Igmar Palsenberg maillist at chello.nl
Thu Sep 21 11:56:50 UTC 2000



> > We don't have a backup mail server as of yet, so is both preferences
> > required that point to media.metzgers.com? (What is preference=0 used for?
> > Webhosting.com tells me that it is the timeout value and is required,
> > although as I do a lookup on other servers, it does not appear that many use
> > it.)
> 
> Geez. In all my days, I've never heard *that* one before! They are clueless.
> The preference value is just that: a *preference* value. Lower numbers
> represent more preferred targets. They _are_ correct, however, in saying that
> it is a required field. If you have only one server, just list one MX record,
> and the preference value doesn't matter (I usually set it to 0 just for
> readability). It looks goofy to have two MX records with the same target and
> different preference values...

Yeah.. I wonder if it confuses things.. Looking at the problems, it's
probably the NAT box causing the problems. 

> Tell the folks at webhosting.com to read RFC 1035 for an education on the
> meanings of the various fields in the "original" DNS record types, including
> MX. RFC 974 provides even more information about how MX records, in particular,
> should be used in practice. Ignore all references to "WKS" records; they are
> obsolete.
> 
> > Could that be causing a loop that is delaying the delivery of mail?
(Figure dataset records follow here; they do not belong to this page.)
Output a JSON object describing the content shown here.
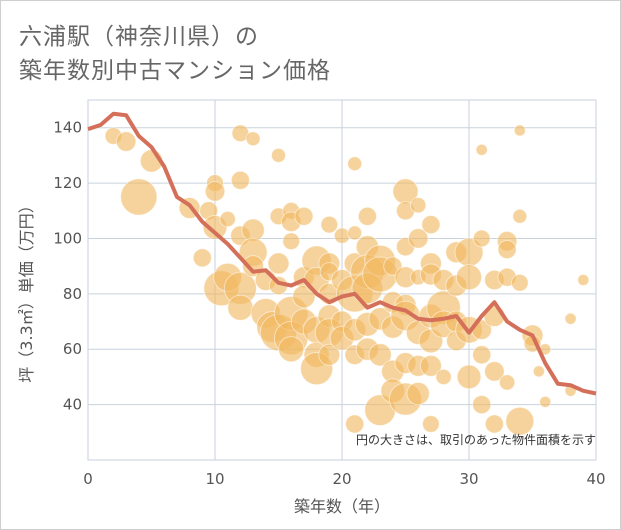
{
  "title_line1": "六浦駅（神奈川県）の",
  "title_line2": "築年数別中古マンション価格",
  "chart_data": {
    "type": "scatter",
    "xlabel": "築年数（年）",
    "ylabel": "坪（3.3㎡）単価（万円）",
    "xlim": [
      0,
      40
    ],
    "ylim": [
      20,
      150
    ],
    "xticks": [
      0,
      10,
      20,
      30,
      40
    ],
    "yticks": [
      40,
      60,
      80,
      100,
      120,
      140
    ],
    "grid": true,
    "annotation": "円の大きさは、取引のあった物件面積を示す",
    "colors": {
      "bubble": "#f0b860",
      "trend": "#d4705a",
      "grid": "#c8d2dc"
    },
    "trend_line": {
      "x": [
        0,
        1,
        2,
        3,
        4,
        5,
        6,
        7,
        8,
        9,
        10,
        11,
        12,
        13,
        14,
        15,
        16,
        17,
        18,
        19,
        20,
        21,
        22,
        23,
        24,
        25,
        26,
        27,
        28,
        29,
        30,
        31,
        32,
        33,
        34,
        35,
        36,
        37,
        38,
        39,
        40
      ],
      "y": [
        139.5,
        141,
        145,
        144.5,
        137,
        133,
        126,
        115,
        112,
        106,
        102,
        98,
        93,
        88,
        88.5,
        84,
        83,
        85,
        80,
        77,
        79,
        80,
        75,
        77,
        75,
        74,
        71,
        70.5,
        71,
        72,
        66,
        72,
        77,
        70,
        67,
        65,
        55,
        47.5,
        47,
        45,
        44
      ]
    },
    "points": [
      {
        "x": 2,
        "y": 137,
        "s": 1.2
      },
      {
        "x": 3,
        "y": 135,
        "s": 1.4
      },
      {
        "x": 4,
        "y": 115,
        "s": 2.6
      },
      {
        "x": 5,
        "y": 128,
        "s": 1.6
      },
      {
        "x": 8,
        "y": 111,
        "s": 1.5
      },
      {
        "x": 9,
        "y": 93,
        "s": 1.3
      },
      {
        "x": 9.5,
        "y": 110,
        "s": 1.3
      },
      {
        "x": 10,
        "y": 120,
        "s": 1.2
      },
      {
        "x": 10,
        "y": 117,
        "s": 1.4
      },
      {
        "x": 10,
        "y": 104,
        "s": 1.7
      },
      {
        "x": 10.5,
        "y": 82,
        "s": 2.5
      },
      {
        "x": 11,
        "y": 107,
        "s": 1.1
      },
      {
        "x": 11,
        "y": 86,
        "s": 2
      },
      {
        "x": 12,
        "y": 138,
        "s": 1.2
      },
      {
        "x": 12,
        "y": 121,
        "s": 1.3
      },
      {
        "x": 12,
        "y": 101,
        "s": 1.4
      },
      {
        "x": 12,
        "y": 82,
        "s": 2.3
      },
      {
        "x": 12,
        "y": 75,
        "s": 1.8
      },
      {
        "x": 13,
        "y": 136,
        "s": 1
      },
      {
        "x": 13,
        "y": 103,
        "s": 1.6
      },
      {
        "x": 13,
        "y": 95,
        "s": 2
      },
      {
        "x": 13,
        "y": 90,
        "s": 1.5
      },
      {
        "x": 14,
        "y": 85,
        "s": 1.5
      },
      {
        "x": 14,
        "y": 73,
        "s": 2.1
      },
      {
        "x": 14.5,
        "y": 68,
        "s": 2.2
      },
      {
        "x": 15,
        "y": 130,
        "s": 1
      },
      {
        "x": 15,
        "y": 108,
        "s": 1.2
      },
      {
        "x": 15,
        "y": 91,
        "s": 1.5
      },
      {
        "x": 15,
        "y": 83,
        "s": 1.3
      },
      {
        "x": 15,
        "y": 66,
        "s": 2.6
      },
      {
        "x": 16,
        "y": 110,
        "s": 1.2
      },
      {
        "x": 16,
        "y": 106,
        "s": 1.4
      },
      {
        "x": 16,
        "y": 99,
        "s": 1.2
      },
      {
        "x": 16,
        "y": 73,
        "s": 2.4
      },
      {
        "x": 16,
        "y": 64,
        "s": 2.4
      },
      {
        "x": 16,
        "y": 60,
        "s": 1.8
      },
      {
        "x": 17,
        "y": 108,
        "s": 1.3
      },
      {
        "x": 17,
        "y": 86,
        "s": 1.5
      },
      {
        "x": 17,
        "y": 79,
        "s": 1.6
      },
      {
        "x": 17,
        "y": 70,
        "s": 1.8
      },
      {
        "x": 18,
        "y": 92,
        "s": 2.1
      },
      {
        "x": 18,
        "y": 85,
        "s": 1.8
      },
      {
        "x": 18,
        "y": 67,
        "s": 1.9
      },
      {
        "x": 18,
        "y": 58,
        "s": 1.8
      },
      {
        "x": 18,
        "y": 53,
        "s": 2.3
      },
      {
        "x": 19,
        "y": 105,
        "s": 1.2
      },
      {
        "x": 19,
        "y": 91,
        "s": 1.5
      },
      {
        "x": 19,
        "y": 88,
        "s": 1.3
      },
      {
        "x": 19,
        "y": 80,
        "s": 1.5
      },
      {
        "x": 19,
        "y": 72,
        "s": 1.6
      },
      {
        "x": 19,
        "y": 66,
        "s": 2
      },
      {
        "x": 19,
        "y": 58,
        "s": 1.5
      },
      {
        "x": 20,
        "y": 101,
        "s": 1.1
      },
      {
        "x": 20,
        "y": 85,
        "s": 1.5
      },
      {
        "x": 20,
        "y": 70,
        "s": 1.5
      },
      {
        "x": 20,
        "y": 64,
        "s": 1.7
      },
      {
        "x": 21,
        "y": 127,
        "s": 1
      },
      {
        "x": 21,
        "y": 102,
        "s": 1
      },
      {
        "x": 21,
        "y": 91,
        "s": 1.5
      },
      {
        "x": 21,
        "y": 80,
        "s": 2.6
      },
      {
        "x": 21,
        "y": 67,
        "s": 1.6
      },
      {
        "x": 21,
        "y": 58,
        "s": 1.4
      },
      {
        "x": 21,
        "y": 33,
        "s": 1.3
      },
      {
        "x": 22,
        "y": 108,
        "s": 1.3
      },
      {
        "x": 22,
        "y": 97,
        "s": 1.6
      },
      {
        "x": 22,
        "y": 88,
        "s": 2.4
      },
      {
        "x": 22,
        "y": 82,
        "s": 2.2
      },
      {
        "x": 22,
        "y": 69,
        "s": 1.7
      },
      {
        "x": 22,
        "y": 60,
        "s": 1.6
      },
      {
        "x": 23,
        "y": 92,
        "s": 2.2
      },
      {
        "x": 23,
        "y": 87,
        "s": 2.5
      },
      {
        "x": 23,
        "y": 71,
        "s": 1.6
      },
      {
        "x": 23,
        "y": 58,
        "s": 1.6
      },
      {
        "x": 23,
        "y": 38,
        "s": 2.2
      },
      {
        "x": 24,
        "y": 90,
        "s": 1.3
      },
      {
        "x": 24,
        "y": 77,
        "s": 1.5
      },
      {
        "x": 24,
        "y": 68,
        "s": 1.6
      },
      {
        "x": 24,
        "y": 52,
        "s": 1.6
      },
      {
        "x": 24,
        "y": 45,
        "s": 1.7
      },
      {
        "x": 25,
        "y": 117,
        "s": 1.8
      },
      {
        "x": 25,
        "y": 110,
        "s": 1.3
      },
      {
        "x": 25,
        "y": 97,
        "s": 1.3
      },
      {
        "x": 25,
        "y": 86,
        "s": 1.5
      },
      {
        "x": 25,
        "y": 76,
        "s": 1.5
      },
      {
        "x": 25,
        "y": 72,
        "s": 2.1
      },
      {
        "x": 25,
        "y": 55,
        "s": 1.5
      },
      {
        "x": 25,
        "y": 42,
        "s": 2.3
      },
      {
        "x": 26,
        "y": 112,
        "s": 1.1
      },
      {
        "x": 26,
        "y": 100,
        "s": 1.4
      },
      {
        "x": 26,
        "y": 86,
        "s": 1.1
      },
      {
        "x": 26,
        "y": 66,
        "s": 1.7
      },
      {
        "x": 26,
        "y": 54,
        "s": 1.5
      },
      {
        "x": 26,
        "y": 44,
        "s": 1.6
      },
      {
        "x": 27,
        "y": 105,
        "s": 1.3
      },
      {
        "x": 27,
        "y": 91,
        "s": 1.5
      },
      {
        "x": 27,
        "y": 87,
        "s": 1.5
      },
      {
        "x": 27,
        "y": 72,
        "s": 1.7
      },
      {
        "x": 27,
        "y": 63,
        "s": 1.7
      },
      {
        "x": 27,
        "y": 54,
        "s": 1.5
      },
      {
        "x": 27,
        "y": 33,
        "s": 1.2
      },
      {
        "x": 28,
        "y": 85,
        "s": 1.5
      },
      {
        "x": 28,
        "y": 75,
        "s": 2.4
      },
      {
        "x": 28,
        "y": 69,
        "s": 1.9
      },
      {
        "x": 28,
        "y": 50,
        "s": 1.1
      },
      {
        "x": 29,
        "y": 95,
        "s": 1.5
      },
      {
        "x": 29,
        "y": 83,
        "s": 1.5
      },
      {
        "x": 29,
        "y": 70,
        "s": 1.5
      },
      {
        "x": 29,
        "y": 63,
        "s": 1.4
      },
      {
        "x": 30,
        "y": 95,
        "s": 2
      },
      {
        "x": 30,
        "y": 86,
        "s": 1.8
      },
      {
        "x": 30,
        "y": 67,
        "s": 1.9
      },
      {
        "x": 30,
        "y": 50,
        "s": 1.7
      },
      {
        "x": 31,
        "y": 132,
        "s": 0.8
      },
      {
        "x": 31,
        "y": 100,
        "s": 1.2
      },
      {
        "x": 31,
        "y": 67,
        "s": 1.4
      },
      {
        "x": 31,
        "y": 58,
        "s": 1.3
      },
      {
        "x": 31,
        "y": 40,
        "s": 1.3
      },
      {
        "x": 32,
        "y": 85,
        "s": 1.4
      },
      {
        "x": 32,
        "y": 72,
        "s": 1.5
      },
      {
        "x": 32,
        "y": 52,
        "s": 1.4
      },
      {
        "x": 32,
        "y": 33,
        "s": 1.3
      },
      {
        "x": 33,
        "y": 99,
        "s": 1.4
      },
      {
        "x": 33,
        "y": 96,
        "s": 1.3
      },
      {
        "x": 33,
        "y": 86,
        "s": 1.3
      },
      {
        "x": 33,
        "y": 48,
        "s": 1.1
      },
      {
        "x": 34,
        "y": 139,
        "s": 0.8
      },
      {
        "x": 34,
        "y": 108,
        "s": 1
      },
      {
        "x": 34,
        "y": 84,
        "s": 1.2
      },
      {
        "x": 34,
        "y": 34,
        "s": 2
      },
      {
        "x": 35,
        "y": 65,
        "s": 1.5
      },
      {
        "x": 35,
        "y": 62,
        "s": 1.2
      },
      {
        "x": 35.5,
        "y": 52,
        "s": 0.8
      },
      {
        "x": 36,
        "y": 60,
        "s": 0.8
      },
      {
        "x": 36,
        "y": 41,
        "s": 0.8
      },
      {
        "x": 38,
        "y": 71,
        "s": 0.8
      },
      {
        "x": 38,
        "y": 45,
        "s": 0.8
      },
      {
        "x": 39,
        "y": 85,
        "s": 0.8
      }
    ]
  }
}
No. All MTA's bark loudly when they encounter a loop. 

> Nope, it shouldn't. As long as your mail server is available, the fact that you
> have 2 MX records with the same target shouldn't cause any "loop" at all, since
> the second MX record won't be used. Even if it is, it should be relatively
> harmless for remote mailservers to retry the same mail message to the same mail
> server. And your mail server wouldn't be using MX records to figure out whether
> or not to accept a piece of mail either: this is configured right into the mail
> server. So it wouldn't cause a loop. A loop probably wouldn't generate those
> error messages, either. With sendmail, for instance, a loop usually dies with
> "Too many hops" or "hop count exceeded".
> 
> I'd be scrutinizing your NAT or your mail server instead of DNS.

Same thought.. The most probable cause is that the NAT box is dropping
connections. The easiest way is to increase the Sendmail loglevel, so that
it also logs the connections itself.

I had a major headache with a mailserver behind a Firewall-1 box. Same
errors, lots of connections getting droppen, but not all.

Putting the server on the other side 'fixed' the problem.